Post Mortem: Database Server Out of Memory

Summary

Our primary database ran out of memory, causing it to become completely unresponsive. Because all of our core services depend on this database, this led to a full outage for our API, web app, inbound email, and outbound email delivery. The incident downtime lasted approximately 30 minutes and was resolved by upgrading the database server.

Timeline (Wednesday April 8, 2026, all times US Eastern / EDT)

12:48 PM — [Service Degradation Begins][First Alert Fired] Monitoring detects timeouts on our API from multiple regions
12:55 PM — [First Human Detection] Matthew sees an unusual sentry error saying the database cannot create new threads. Begins investigating. Finds that load is high, memory is high, and the database is unreachable via SSH.
12:59 PM — [Second Responder Signs On] Yosif acknowledges the alert
1:02 PM — [Customers Alerted] Matthew creates status page incident: "We are having issues with our primary database, affecting all services."
1:04 PM — [Root Cause Identified] Matthew determines the server needs more memory. A restart would likely hit the same issue again, begins upgrading the server
1:10 PM — [Mitigation #1 Applied] Server is stopped, upgraded, and restarted. Database comes back online
1:18 PM — Status page updated: "We've upgraded our primary database, and are seeing services recover."
1:27 PM — Status page updated: "Mail delivery has recovered. We are still investigating app/api."
1:32 PM — [Recovery Complete] All services confirmed recovered. Status page resolved

Second Incident (same day)

Later that evening, a problematic database query during our recovery process caused a brief recurrence of service degradation.

5:37 PM — [Downtime Detected] Services begin degrading again. Matthew begins investigating and posts a status page update.
5:50 PM — [Mitigation #2 Applied] Matthew identifies and kills a bad query on the primary database. Services begin recovering
5:55 PM — Status page updated: "Mail delivery has recovered. API servers are still degrading and we're investigating"
5:58 PM — [Full Recovery] API and app have recovered. Status page resolved

What Went Wrong

The database was overutilized and ran out of memory during a spike in incoming mail traffic.

The increased utilization was a result of us earlier this week increasing our max throughput for delivering mail, and us not scaling up the database appropriately in response.

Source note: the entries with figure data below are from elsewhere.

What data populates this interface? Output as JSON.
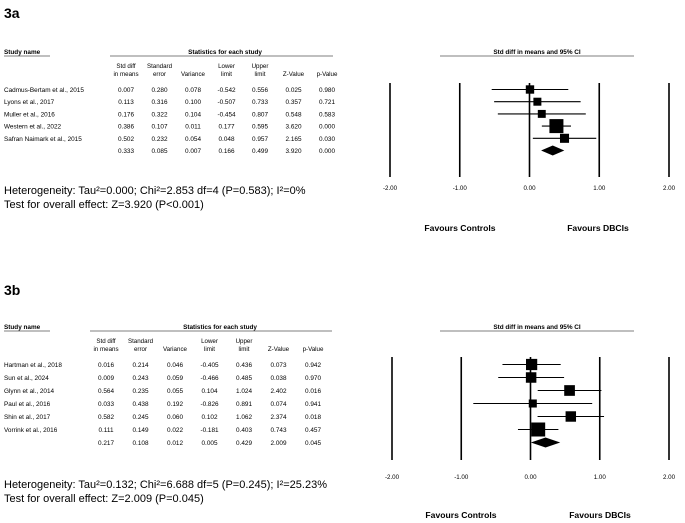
{
  "chart_data": [
    {
      "type": "forest",
      "panel_label": "3a",
      "headers": {
        "study_name": "Study name",
        "group_title": "Statistics for each study",
        "plot_title": "Std diff in means and 95% CI",
        "columns": [
          [
            "Std diff",
            "in means"
          ],
          [
            "Standard",
            "error"
          ],
          [
            "",
            "Variance"
          ],
          [
            "Lower",
            "limit"
          ],
          [
            "Upper",
            "limit"
          ],
          [
            "",
            "Z-Value"
          ],
          [
            "",
            "p-Value"
          ]
        ]
      },
      "studies": [
        {
          "name": "Cadmus-Bertam et al., 2015",
          "cells": [
            "0.007",
            "0.280",
            "0.078",
            "-0.542",
            "0.556",
            "0.025",
            "0.980"
          ],
          "smd": 0.007,
          "lower": -0.542,
          "upper": 0.556,
          "weight": 0.078
        },
        {
          "name": "Lyons et al., 2017",
          "cells": [
            "0.113",
            "0.316",
            "0.100",
            "-0.507",
            "0.733",
            "0.357",
            "0.721"
          ],
          "smd": 0.113,
          "lower": -0.507,
          "upper": 0.733,
          "weight": 0.1
        },
        {
          "name": "Muller et al., 2016",
          "cells": [
            "0.176",
            "0.322",
            "0.104",
            "-0.454",
            "0.807",
            "0.548",
            "0.583"
          ],
          "smd": 0.176,
          "lower": -0.454,
          "upper": 0.807,
          "weight": 0.104
        },
        {
          "name": "Western et al., 2022",
          "cells": [
            "0.386",
            "0.107",
            "0.011",
            "0.177",
            "0.595",
            "3.620",
            "0.000"
          ],
          "smd": 0.386,
          "lower": 0.177,
          "upper": 0.595,
          "weight": 0.011
        },
        {
          "name": "Safran Naimark et al., 2015",
          "cells": [
            "0.502",
            "0.232",
            "0.054",
            "0.048",
            "0.957",
            "2.165",
            "0.030"
          ],
          "smd": 0.502,
          "lower": 0.048,
          "upper": 0.957,
          "weight": 0.054
        }
      ],
      "summary": {
        "cells": [
          "0.333",
          "0.085",
          "0.007",
          "0.166",
          "0.499",
          "3.920",
          "0.000"
        ],
        "smd": 0.333,
        "lower": 0.166,
        "upper": 0.499
      },
      "x_ticks": [
        "-2.00",
        "-1.00",
        "0.00",
        "1.00",
        "2.00"
      ],
      "x_min": -2.0,
      "x_max": 2.0,
      "favours_left": "Favours Controls",
      "favours_right": "Favours DBCIs",
      "heterogeneity": "Heterogeneity: Tau²=0.000; Chi²=2.853 df=4 (P=0.583); I²=0%",
      "overall_effect": "Test for overall effect: Z=3.920 (P<0.001)"
    },
    {
      "type": "forest",
      "panel_label": "3b",
      "headers": {
        "study_name": "Study name",
        "group_title": "Statistics for each study",
        "plot_title": "Std diff in means and 95% CI",
        "columns": [
          [
            "Std diff",
            "in means"
          ],
          [
            "Standard",
            "error"
          ],
          [
            "",
            "Variance"
          ],
          [
            "Lower",
            "limit"
          ],
          [
            "Upper",
            "limit"
          ],
          [
            "",
            "Z-Value"
          ],
          [
            "",
            "p-Value"
          ]
        ]
      },
      "studies": [
        {
          "name": "Hartman et al., 2018",
          "cells": [
            "0.016",
            "0.214",
            "0.046",
            "-0.405",
            "0.436",
            "0.073",
            "0.942"
          ],
          "smd": 0.016,
          "lower": -0.405,
          "upper": 0.436,
          "weight": 0.046
        },
        {
          "name": "Sun et al., 2024",
          "cells": [
            "0.009",
            "0.243",
            "0.059",
            "-0.466",
            "0.485",
            "0.038",
            "0.970"
          ],
          "smd": 0.009,
          "lower": -0.466,
          "upper": 0.485,
          "weight": 0.059
        },
        {
          "name": "Glynn et al., 2014",
          "cells": [
            "0.564",
            "0.235",
            "0.055",
            "0.104",
            "1.024",
            "2.402",
            "0.016"
          ],
          "smd": 0.564,
          "lower": 0.104,
          "upper": 1.024,
          "weight": 0.055
        },
        {
          "name": "Paul et al., 2016",
          "cells": [
            "0.033",
            "0.438",
            "0.192",
            "-0.826",
            "0.891",
            "0.074",
            "0.941"
          ],
          "smd": 0.033,
          "lower": -0.826,
          "upper": 0.891,
          "weight": 0.192
        },
        {
          "name": "Shin et al., 2017",
          "cells": [
            "0.582",
            "0.245",
            "0.060",
            "0.102",
            "1.062",
            "2.374",
            "0.018"
          ],
          "smd": 0.582,
          "lower": 0.102,
          "upper": 1.062,
          "weight": 0.06
        },
        {
          "name": "Vorrink et al., 2016",
          "cells": [
            "0.111",
            "0.149",
            "0.022",
            "-0.181",
            "0.403",
            "0.743",
            "0.457"
          ],
          "smd": 0.111,
          "lower": -0.181,
          "upper": 0.403,
          "weight": 0.022
        }
      ],
      "summary": {
        "cells": [
          "0.217",
          "0.108",
          "0.012",
          "0.005",
          "0.429",
          "2.009",
          "0.045"
        ],
        "smd": 0.217,
        "lower": 0.005,
        "upper": 0.429
      },
      "x_ticks": [
        "-2.00",
        "-1.00",
        "0.00",
        "1.00",
        "2.00"
      ],
      "x_min": -2.0,
      "x_max": 2.0,
      "favours_left": "Favours Controls",
      "favours_right": "Favours DBCIs",
      "heterogeneity": "Heterogeneity: Tau²=0.132; Chi²=6.688 df=5 (P=0.245); I²=25.23%",
      "overall_effect": "Test for overall effect: Z=2.009 (P=0.045)"
    }
  ]
}
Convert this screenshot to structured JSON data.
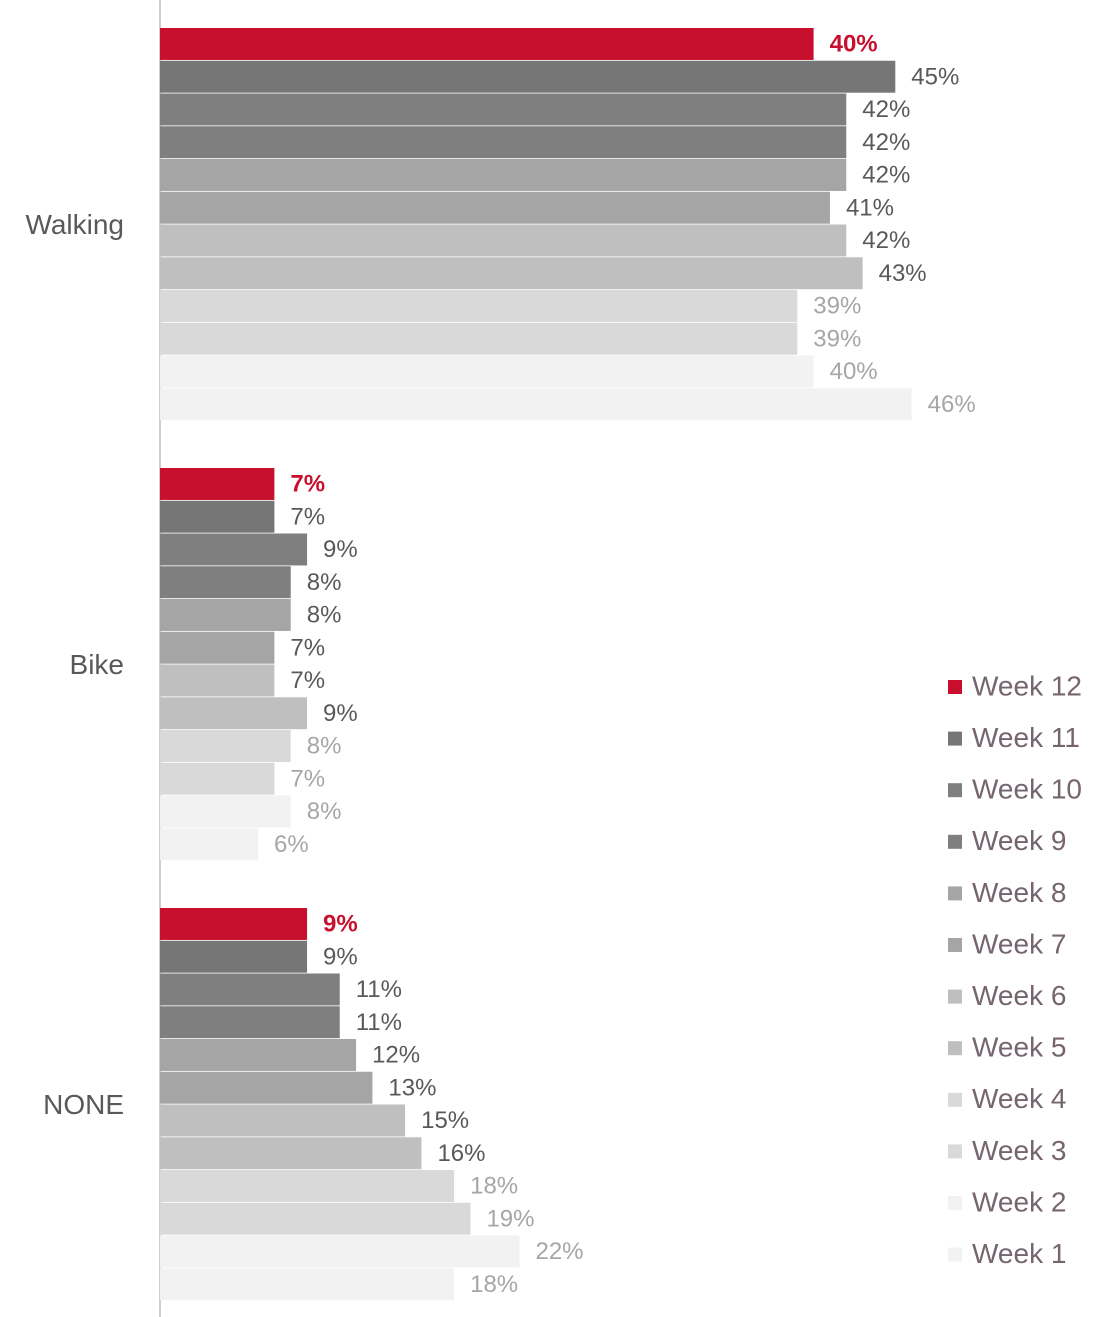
{
  "chart_data": {
    "type": "bar",
    "orientation": "horizontal",
    "categories": [
      "Walking",
      "Bike",
      "NONE"
    ],
    "xlim": [
      0,
      50
    ],
    "series": [
      {
        "name": "Week 12",
        "color": "#c8102e",
        "label_color": "#c8102e",
        "label_bold": true,
        "values": [
          40,
          7,
          9
        ],
        "value_labels": [
          "40%",
          "7%",
          "9%"
        ]
      },
      {
        "name": "Week 11",
        "color": "#767676",
        "label_color": "#595959",
        "values": [
          45,
          7,
          9
        ],
        "value_labels": [
          "45%",
          "7%",
          "9%"
        ]
      },
      {
        "name": "Week 10",
        "color": "#7f7f7f",
        "label_color": "#595959",
        "values": [
          42,
          9,
          11
        ],
        "value_labels": [
          "42%",
          "9%",
          "11%"
        ]
      },
      {
        "name": "Week 9",
        "color": "#7f7f7f",
        "label_color": "#595959",
        "values": [
          42,
          8,
          11
        ],
        "value_labels": [
          "42%",
          "8%",
          "11%"
        ]
      },
      {
        "name": "Week 8",
        "color": "#a5a5a5",
        "label_color": "#595959",
        "values": [
          42,
          8,
          12
        ],
        "value_labels": [
          "42%",
          "8%",
          "12%"
        ]
      },
      {
        "name": "Week 7",
        "color": "#a5a5a5",
        "label_color": "#595959",
        "values": [
          41,
          7,
          13
        ],
        "value_labels": [
          "41%",
          "7%",
          "13%"
        ]
      },
      {
        "name": "Week 6",
        "color": "#bfbfbf",
        "label_color": "#595959",
        "values": [
          42,
          7,
          15
        ],
        "value_labels": [
          "42%",
          "7%",
          "15%"
        ]
      },
      {
        "name": "Week 5",
        "color": "#bfbfbf",
        "label_color": "#595959",
        "values": [
          43,
          9,
          16
        ],
        "value_labels": [
          "43%",
          "9%",
          "16%"
        ]
      },
      {
        "name": "Week 4",
        "color": "#d9d9d9",
        "label_color": "#a6a6a6",
        "values": [
          39,
          8,
          18
        ],
        "value_labels": [
          "39%",
          "8%",
          "18%"
        ]
      },
      {
        "name": "Week 3",
        "color": "#d9d9d9",
        "label_color": "#a6a6a6",
        "values": [
          39,
          7,
          19
        ],
        "value_labels": [
          "39%",
          "7%",
          "19%"
        ]
      },
      {
        "name": "Week 2",
        "color": "#f2f2f2",
        "label_color": "#a6a6a6",
        "values": [
          40,
          8,
          22
        ],
        "value_labels": [
          "40%",
          "8%",
          "22%"
        ]
      },
      {
        "name": "Week 1",
        "color": "#f2f2f2",
        "label_color": "#a6a6a6",
        "values": [
          46,
          6,
          18
        ],
        "value_labels": [
          "46%",
          "6%",
          "18%"
        ]
      }
    ]
  }
}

We did not have good alerting on overall memory usage on the server, which could have alerted us to the issue before it resulted in downtime.

Followup Actions

In the 24h following the incident, we made significant infrastructure improvements:

Upgrade all database servers with double CPU/memory, higher storage capacity, faster I/O, and increased throughput
Improve our database backup process to produce consistent, replication-ready backups every hour
Create comprehensive runbooks for database recovery so we can restore service faster if a similar issue occurs
Reduce unnecessary database write load by removing redundant data collection
Drop unecessary database tables improving our recovery speed in event of database restoration from backup.
Tune database memory settings to maintain a safe margin, preventing future out-of-memory conditions
Add alerting on high memory usage on databases.

Statement

We sincerely apologize for the outage and the impact it had on your email forwarding. We have taken this incident as an opportunity to harden all the tooling and performance tuning around our core database, and this should result in significantly improved reliability going forward.